Warm Families is an initiative by the Community Energy Action Trust, Orion, MainPower and the Canterbury District Health Board, with help from EECA. It aims to spend up to $5 million a year from 2010 insulating and heating the homes of low-income Cantabrians.
Research has shown that insulation and energy-efficient heating such as heat pumps significantly reduce the risk of respiratory illnesses.
A pilot project is under way involving 100 homes where a child under 12 suffers from a chronic respiratory condition. Eventually the project should warm up more than 2000 homes and help 10,000 people to lead healthier lives.
Sutton said Christchurch had always been a leader in offering help.
He said his home used about 8 kiloWatts (kW) of energy a day compared with about 680kW a day by each bed in Christchurch Hospital, taking into account all the hospital's energy-intensive equipment.
Hospital respiratory physician Mike Epton said patients presenting with respiratory diseases not all necessarily caused by damp homes were responsible for about 9000 bed days a year.
Sutton calculated that was the same amount of energy used annually by Kaikoura.
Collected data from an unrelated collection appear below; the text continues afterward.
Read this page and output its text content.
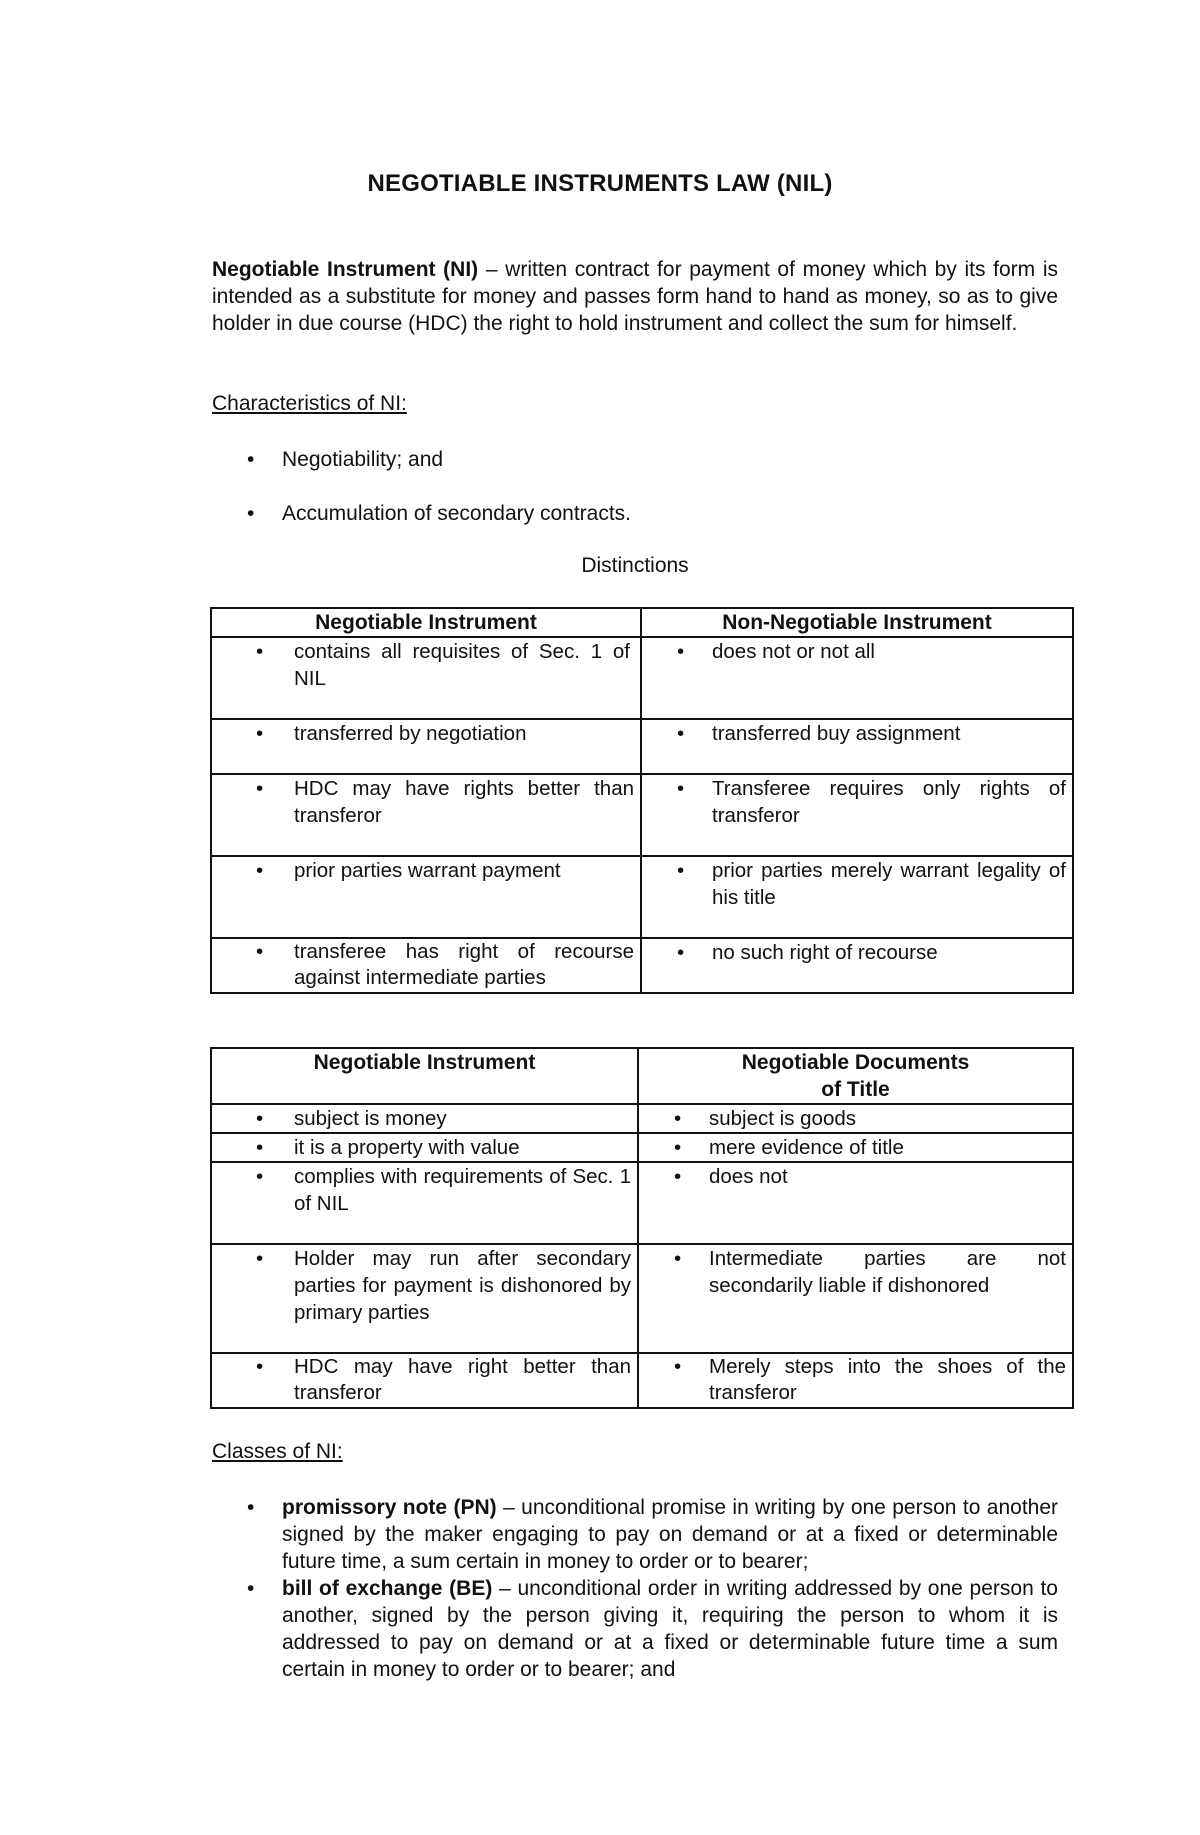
NEGOTIABLE INSTRUMENTS LAW (NIL)
Negotiable Instrument (NI) – written contract for payment of money which by its form is intended as a substitute for money and passes form hand to hand as money, so as to give holder in due course (HDC) the right to hold instrument and collect the sum for himself.
Characteristics of NI:
• Negotiability; and
• Accumulation of secondary contracts.
Distinctions
Negotiable Instrument	Non-Negotiable Instrument

• contains all requisites of Sec. 1 of NIL	• does not or not all

• transferred by negotiation	• transferred buy assignment

• HDC may have rights better than transferor	• Transferee requires only rights of transferor

• prior parties warrant payment	• prior parties merely warrant legality of his title

• transferee has right of recourse against intermediate parties	• no such right of recourse
Negotiable Instrument	Negotiable Documents of Title

• subject is money	• subject is goods

• it is a property with value	• mere evidence of title

• complies with requirements of Sec. 1 of NIL	• does not

• Holder may run after secondary parties for payment is dishonored by primary parties	• Intermediate parties are not secondarily liable if dishonored

• HDC may have right better than transferor	• Merely steps into the shoes of the transferor
Classes of NI:
• promissory note (PN) – unconditional promise in writing by one person to another signed by the maker engaging to pay on demand or at a fixed or determinable future time, a sum certain in money to order or to bearer;
• bill of exchange (BE) – unconditional order in writing addressed by one person to another, signed by the person giving it, requiring the person to whom it is addressed to pay on demand or at a fixed or determinable future time a sum certain in money to order or to bearer; and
Not using that amount of energy each year would save the hospital about $27m.
Hornby mother-of-five Lee-Anne Kilgour said insulation and a heat pump installed in her family's uninsulated, three-bedroom weatherboard house by Community Energy Action a year ago had changed their lives.
Three of her children, George, six, Jacob, four, and Moana, two, had since stopped suffering from asthma. Before that, George had been in hospital several times with chronic asthma and Jacob and Moana had had to use ventolin.
The trust had mostly paid for the conversion but she had given $250 towards the work, she said.
"You don't know you're putting up with it until you get something better.
"It was very cold, quite damp and obviously it is just ideal for asthma to develop.
"I was just looking for options to try and keep us warm as it was so cold. I happened upon them, looking up the internet, one thing led to another, rang them up and made inquiries. They were very helpful.
"Our heat pump and insulation has made a huge difference to our home. It is dry and warm and we have had no serious asthma with my third son, (and) my two younger ones have no symptoms at all.
"I'm amazed at the difference something like that can make to the health of your children."